Removal of Lodges
On January 25, 1738, the Grand Lodge of England adopted a regulation providing that no Lodge should be removed without the Master's knowledge; that no motion for removing it should be made in his absence; and that if he was opposed to the removal, it should not be removed unless two-thirds of the members present voted in the affirmative (Constitutions, 1738, page 157). But as this rule was adopted subsequent to the General regulations of 1722, it is not obligatory as a law of freemasonry at present. The Grand Lodges of England and of New York have substantially the same rule.

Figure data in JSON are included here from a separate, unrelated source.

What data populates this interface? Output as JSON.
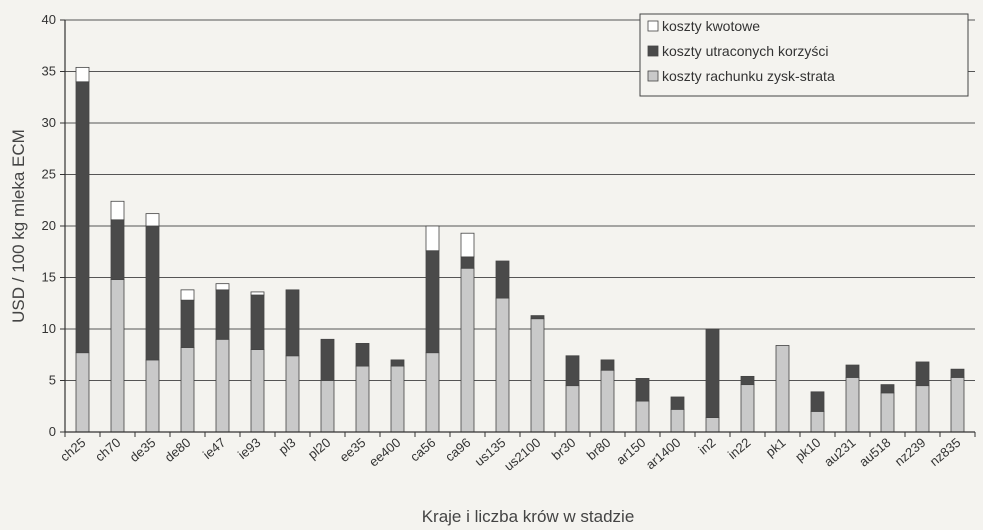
{
  "chart_data": {
    "type": "bar",
    "stacked": true,
    "xlabel": "Kraje i liczba krów w stadzie",
    "ylabel": "USD / 100 kg mleka ECM",
    "ylim": [
      0,
      40
    ],
    "yticks": [
      0,
      5,
      10,
      15,
      20,
      25,
      30,
      35,
      40
    ],
    "grid": true,
    "legend_position": "top-right",
    "categories": [
      "ch25",
      "ch70",
      "de35",
      "de80",
      "ie47",
      "ie93",
      "pl3",
      "pl20",
      "ee35",
      "ee400",
      "ca56",
      "ca96",
      "us135",
      "us2100",
      "br30",
      "br80",
      "ar150",
      "ar1400",
      "in2",
      "in22",
      "pk1",
      "pk10",
      "au231",
      "au518",
      "nz239",
      "nz835"
    ],
    "series": [
      {
        "name": "koszty rachunku zysk-strata",
        "color": "#c9c9c9",
        "values": [
          7.7,
          14.8,
          7.0,
          8.2,
          9.0,
          8.0,
          7.4,
          5.0,
          6.4,
          6.4,
          7.7,
          15.9,
          13.0,
          11.0,
          4.5,
          6.0,
          3.0,
          2.2,
          1.4,
          4.6,
          8.4,
          2.0,
          5.3,
          3.8,
          4.5,
          5.3
        ]
      },
      {
        "name": "koszty utraconych korzyści",
        "color": "#4a4a4a",
        "values": [
          26.3,
          5.8,
          13.0,
          4.6,
          4.8,
          5.3,
          6.4,
          4.0,
          2.2,
          0.6,
          9.9,
          1.1,
          3.6,
          0.3,
          2.9,
          1.0,
          2.2,
          1.2,
          8.6,
          0.8,
          0.0,
          1.9,
          1.2,
          0.8,
          2.3,
          0.8
        ]
      },
      {
        "name": "koszty kwotowe",
        "color": "#ffffff",
        "values": [
          1.4,
          1.8,
          1.2,
          1.0,
          0.6,
          0.3,
          0.0,
          0.0,
          0.0,
          0.0,
          2.4,
          2.3,
          0.0,
          0.0,
          0.0,
          0.0,
          0.0,
          0.0,
          0.0,
          0.0,
          0.0,
          0.0,
          0.0,
          0.0,
          0.0,
          0.0
        ]
      }
    ],
    "legend_order": [
      "koszty kwotowe",
      "koszty utraconych korzyści",
      "koszty rachunku zysk-strata"
    ]
  }
}
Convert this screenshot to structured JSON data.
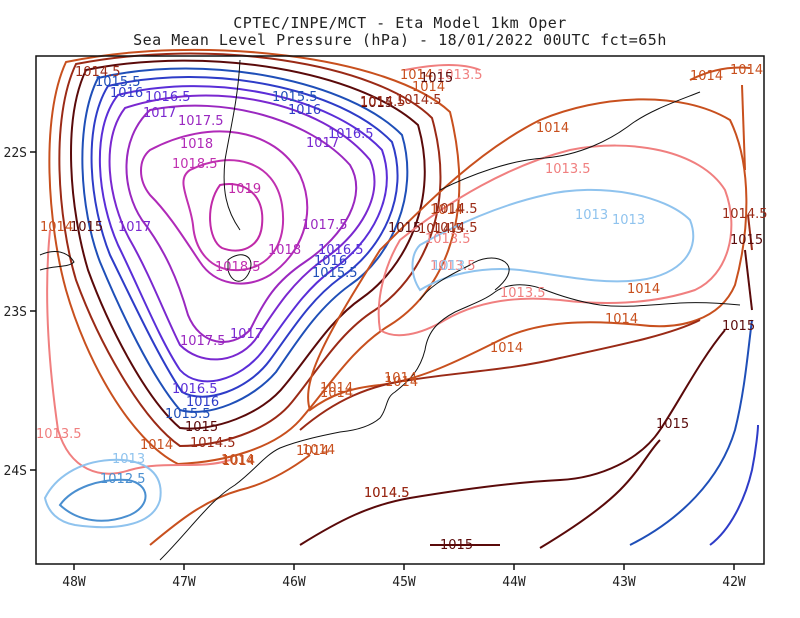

But unless there be a local regulation in the Constitution of any particular Grand Lodge to that effect, there would seem to be no principle of Masonic law set forth in the Ancient Landmarks or Regulations which forbids a Lodge, upon the mere vote of the majority, from removing from one house to another in the same town or city; and unless the Grand Lodge of any particular Jurisdiction has adopted a regulation forbidding the removal of a Lodge from one house to another without its consent, there is no law in Freemasonry of universal force which would prohibit such a removal at the mere option of the Lodge. This refers, of course, only to the removal from one house to another; but as the town or village in which the Lodge is situated is designated in its Warrant of Constitution, no such removal can be made except with the consent of the Grand Lodge, or, during the recess of that Body, by the Dispensation of the Grand Master, to be subsequently confirmed by the Grand Lodge.